Unfortunately, even in spite of the continuing hype of “China this” and “China that,” you’ve pretty much missed the boat if you haven’t already gotten on board. At least, that’s what billionaire George Soros believes. In a recent speech in Norway, Mr. Soros said that there is mounting evidence which shows that the government there does not have good control of their economy and that inflationary pressures are having more of an impact than had been expected. He points out that there’s a danger that the Beijing government could lose control completely.
Clearly, the Chinese central bank’s various attempts to rein in inflation in the overheated economy have been valiant, though with little enduring effect. Just last week, the People’s Bank of China pulled out one of their inflation fighting weapons and raised banks’ reserve requirements by 50 basis points, the 6th such time the central bank has done that this year.
The government may have had no choice; in April, China’s annual inflation rate declined by 0.10%, which some market players saw as evidence of Beijing’s policy finally beginning to work. But May’s inflation data shows a rise of 0.20% which effectively negated April’s improvement. Some analysts believe that the June data is likely to show an increase in the CPI to 6%, well above May’s 5.5%. According to one economist, the real problem with China’s inflation is that it’s more a reflection of the rapid rise in wages than in the rise in food prices.

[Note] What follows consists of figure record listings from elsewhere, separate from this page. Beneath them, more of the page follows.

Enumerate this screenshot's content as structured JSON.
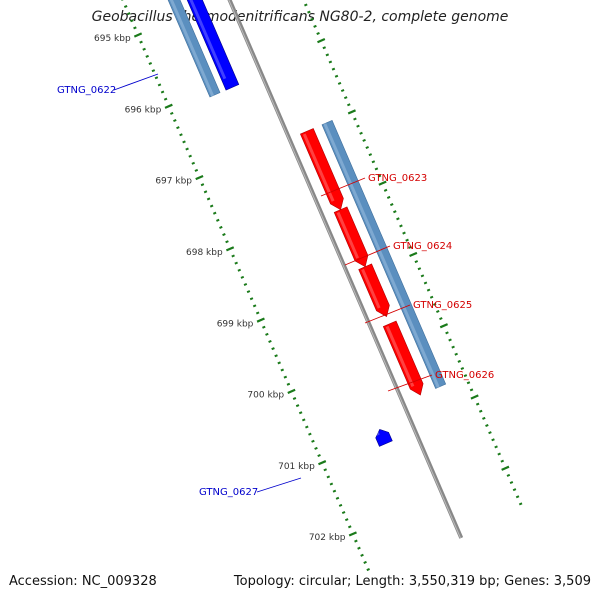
{
  "title": "Geobacillus thermodenitrificans NG80-2, complete genome",
  "footer": {
    "accession": "Accession: NC_009328",
    "topology": "Topology: circular; Length: 3,550,319 bp; Genes: 3,509"
  },
  "colors": {
    "backbone": "#888888",
    "forward_gene": "#ff0000",
    "reverse_gene": "#0000ff",
    "forward_label": "#d40000",
    "reverse_label": "#0000cc",
    "cds_track": "#5b8fbf",
    "ruler": "#1a7a1a",
    "ruler_text": "#333333"
  },
  "ruler": {
    "unit": "kbp",
    "ticks": [
      {
        "kbp": 695,
        "label": "695 kbp"
      },
      {
        "kbp": 696,
        "label": "696 kbp"
      },
      {
        "kbp": 697,
        "label": "697 kbp"
      },
      {
        "kbp": 698,
        "label": "698 kbp"
      },
      {
        "kbp": 699,
        "label": "699 kbp"
      },
      {
        "kbp": 700,
        "label": "700 kbp"
      },
      {
        "kbp": 701,
        "label": "701 kbp"
      },
      {
        "kbp": 702,
        "label": "702 kbp"
      }
    ]
  },
  "genes": [
    {
      "id": "GTNG_0622",
      "strand": "reverse",
      "start_kbp": 694.6,
      "end_kbp": 696.1
    },
    {
      "id": "GTNG_0623",
      "strand": "forward",
      "start_kbp": 697.0,
      "end_kbp": 698.1
    },
    {
      "id": "GTNG_0624",
      "strand": "forward",
      "start_kbp": 698.1,
      "end_kbp": 698.9
    },
    {
      "id": "GTNG_0625",
      "strand": "forward",
      "start_kbp": 698.9,
      "end_kbp": 699.6
    },
    {
      "id": "GTNG_0626",
      "strand": "forward",
      "start_kbp": 699.7,
      "end_kbp": 700.7
    },
    {
      "id": "GTNG_0627",
      "strand": "reverse",
      "start_kbp": 700.9,
      "end_kbp": 701.1
    }
  ],
  "cds_blocks": [
    {
      "start_kbp": 694.6,
      "end_kbp": 696.1
    },
    {
      "start_kbp": 697.0,
      "end_kbp": 700.7
    }
  ]
}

Economists point out, if that is the situation, if wage increases are driving inflation, then it’s because consumers’ inflationary expectations are growing and they’re demanding higher wages now. Such a scenario could actually drive prices higher as a result of the increased labor costs to produce them. The outcome would be a vicious cycle of wage increases leading to price increases leading again to wage increases. As Mr. Soros puts it, if such an inflationary spiral is allowed to occur, the Beijing government could find that an economic meltdown is looming.